All this visual blandishment could do much to dispel talk about music‘s elitism — maybe even more than the Philharmonic’s own rather self-conscious inclusion of jazz and world music among the Beethoven symphonies and Esa-Pekka‘s tone rows. The greatest benefit the new hall can provide in the long run — after the first year, when every concert will probably sell out, until everybody has been there at least once — is this smooth flow between inside and outside. It builds upon the intimacy in the hall itself, which comes in large measure from the absence of a proscenium. It draws people in from the city itself, gives them a place to hang out and to feel a closeness to music that might have eluded them before.

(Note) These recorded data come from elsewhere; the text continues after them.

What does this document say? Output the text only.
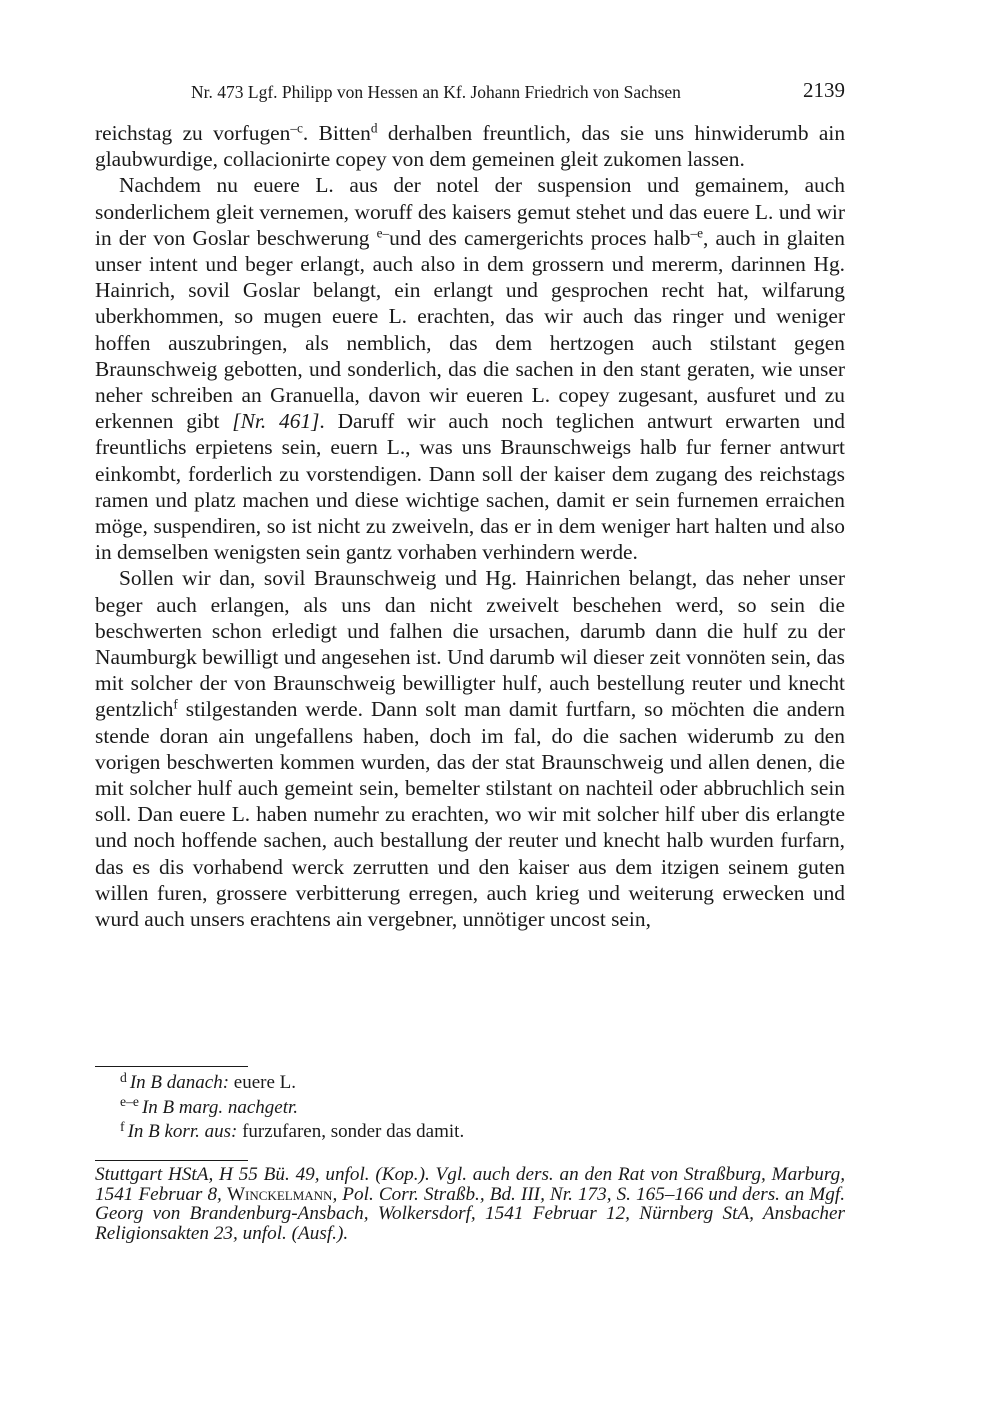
Nr. 473 Lgf. Philipp von Hessen an Kf. Johann Friedrich von Sachsen	2139

reichstag zu vorfugen$^{-c}$. Bitten$^d$ derhalben freuntlich, das sie uns hinwiderumb ain glaubwurdige, collacionirte copey von dem gemeinen gleit zukomen lassen.

Nachdem nu euere L. aus der notel der suspension und gemainem, auch sonderlichem gleit vernemen, woruff des kaisers gemut stehet und das euere L. und wir in der von Goslar beschwerung $^{e-}$und des camergerichts proces halb$^{-e}$, auch in glaiten unser intent und beger erlangt, auch also in dem grossern und mererm, darinnen Hg. Hainrich, sovil Goslar belangt, ein erlangt und gesprochen recht hat, wilfarung uberkhommen, so mugen euere L. erachten, das wir auch das ringer und weniger hoffen auszubringen, als nemblich, das dem hertzogen auch stilstant gegen Braunschweig gebotten, und sonderlich, das die sachen in den stant geraten, wie unser neher schreiben an Granuella, davon wir eueren L. copey zugesant, ausfuret und zu erkennen gibt [Nr. 461]. Daruff wir auch noch teglichen antwurt erwarten und freuntlichs erpietens sein, euern L., was uns Braunschweigs halb fur ferner antwurt einkombt, forderlich zu vorstendigen. Dann soll der kaiser dem zugang des reichstags ramen und platz machen und diese wichtige sachen, damit er sein furnemen erraichen möge, suspendiren, so ist nicht zu zweiveln, das er in dem weniger hart halten und also in demselben wenigsten sein gantz vorhaben verhindern werde.

Sollen wir dan, sovil Braunschweig und Hg. Hainrichen belangt, das neher unser beger auch erlangen, als uns dan nicht zweivelt beschehen werd, so sein die beschwerten schon erledigt und falhen die ursachen, darumb dann die hulf zu der Naumburgk bewilligt und angesehen ist. Und darumb wil dieser zeit vonnöten sein, das mit solcher der von Braunschweig bewilligter hulf, auch bestellung reuter und knecht gentzlich$^f$ stilgestanden werde. Dann solt man damit furtfarn, so möchten die andern stende doran ain ungefallens haben, doch im fal, do die sachen widerumb zu den vorigen beschwerten kommen wurden, das der stat Braunschweig und allen denen, die mit solcher hulf auch gemeint sein, bemelter stilstant on nachteil oder abbruchlich sein soll. Dan euere L. haben numehr zu erachten, wo wir mit solcher hilf uber dis erlangte und noch hoffende sachen, auch bestallung der reuter und knecht halb wurden furfarn, das es dis vorhabend werck zerrutten und den kaiser aus dem itzigen seinem guten willen furen, grossere verbitterung erregen, auch krieg und weiterung erwecken und wurd auch unsers erachtens ain vergebner, unnötiger uncost sein,

$^d$ In B danach: euere L.
$^{e-e}$ In B marg. nachgetr.
$^f$ In B korr. aus: furzufaren, sonder das damit.
Stuttgart HStA, H 55 Bü. 49, unfol. (Kop.). Vgl. auch ders. an den Rat von Straßburg, Marburg, 1541 Februar 8, Winckelmann, Pol. Corr. Straßb., Bd. III, Nr. 173, S. 165–166 und ders. an Mgf. Georg von Brandenburg-Ansbach, Wolkersdorf, 1541 Februar 12, Nürnberg StA, Ansbacher Religionsakten 23, unfol. (Ausf.).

Whatever its other failures, New York’s Lincoln Center has always served that purpose handsomely (and London‘s South Bank best of all). The Music Center space has been a flop in this respect: poorly lit, with the outsize fountain and its absurd sculpture taking up space where the public could have been served with better food or — dream on! — a properly stocked book-and-music store.
Granted, Lincoln Center draws upon a continual flow of foot traffic along Broadway; its lit-up buildings around a sexy fountain form a lure for passersby to visit and even loiter. Downtown Los Angeles cannot compete in the matter of foot-traffic density, and it’s late in the game to argue that the Music Center should have been built somewhere else — Westwood, say, or Santa Monica — from the start. Plans have been broached to turn Grand Avenue into a broad promenade for the arts, extending from the cathedral to MOCA and to California Plaza. If this pie in the sky should actually land, Mrs. Disney‘s wonderful gardens and the outdoor performing spaces and the cafes and restaurants could — in your lifetime, if not necessarily in mine — become a “music center” in more than just name.